General Introduction
VideoSeal is an open source video watermarking tool developed by Facebook Research, designed to provide efficient video watermark embedding and extraction. The tool supports the latest open source models, including pre-trained models, training code, inference code, and evaluation tools, all released under the MIT license.VideoSeal not only supports video watermarking, but also applies to image watermarking, providing a variety of benchmark models (e.g., MBRS, CIN, TrustMark, and WAM) for use, modification, and distribution. The tool is designed with the goal of providing users with a flexible and efficient video protection solution.
Function List
- Video watermark embedding: Embed watermarks into videos to protect video copyrights.
- Video Watermark Extraction: Extract the embedded watermark information from the video.
- Image watermark embedding: Support for embedding watermarks into images.
- Image watermark extraction: Extract the embedded watermark information from the image.
- Pre-trained models: Provides a variety of pre-trained models that users can use directly.
- Training code: Full training code is provided so that users can train their own models as needed.
- Reasoning Code: Provide inference code to facilitate watermark embedding and extraction operations.
- Assessment tools: Provide evaluation tools to help users evaluate the effectiveness of watermark embedding and extraction.
Using Help
Installation process
- Installing Python: Ensure that Python version 3.10 is installed on your system.

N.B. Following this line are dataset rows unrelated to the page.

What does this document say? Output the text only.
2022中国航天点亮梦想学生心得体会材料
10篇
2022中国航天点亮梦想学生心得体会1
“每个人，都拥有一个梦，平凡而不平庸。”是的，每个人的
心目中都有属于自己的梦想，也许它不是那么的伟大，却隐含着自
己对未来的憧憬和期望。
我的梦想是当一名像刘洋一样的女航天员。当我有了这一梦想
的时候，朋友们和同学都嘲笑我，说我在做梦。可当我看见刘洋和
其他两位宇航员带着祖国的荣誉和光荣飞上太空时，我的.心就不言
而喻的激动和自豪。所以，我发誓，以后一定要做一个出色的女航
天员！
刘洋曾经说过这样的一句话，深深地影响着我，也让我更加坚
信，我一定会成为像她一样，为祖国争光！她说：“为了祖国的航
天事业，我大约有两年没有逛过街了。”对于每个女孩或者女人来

- Installing PyTorch: Install PyTorch and its dependencies using the following commands:
pip3 install torch torchvision torchaudio --index-url https://download.pytorch.org/whl/cu121
- Install VideoSeal: Clone the VideoSeal repository and install the dependencies:
git clone https://github.com/facebookresearch/videoseal.git
cd videoseal
pip install -e .
- Installation of Decord (optional): Library for video processing, recommended installation:
pip install decord
Usage Process
Video watermark embedding
- Load Video: Use torchvision to load and normalize the video:
import torchvision
import videoseal
from videoseal.evals.metrics import bit_accuracy
video_path = "assets/videos/1.mp4"
video = torchvision.io.read_video(video_path, output_format="TCHW")
video = video.float() / 255.0
- Loading Models: Load the VideoSeal model:
model = videoseal.load("videoseal")
- Embedded watermarks: Embed the watermark in the video:
outputs = model.embed(video, is_video=True)
video_w = outputs["imgs_w"]
msgs = outputs["msgs"]
Video Watermark Extraction
- Extract watermark information: Extract embedded information from watermarked videos:
msg_extracted = model.extract_message(video_w, aggregation="avg", is_video=True)
Image watermark embedding and extraction
- Load Image: Load and normalize the image:
img = video[0:1]
outputs = model.embed(img, is_video=False)
img_w = outputs["imgs_w"]
msg_extracted = model.extract_message(img_w, aggregation="avg", is_video=False)
Other Functions
- Pre-training model download: Models are automatically downloaded via Hugging Face, or you can manually download and update the model path.
- Benchmark Model Download: A download guide is provided and the user has to manually download the third-party model.
- VMAF Assessment: Provides VMAF installation and usage guides to help users evaluate video quality.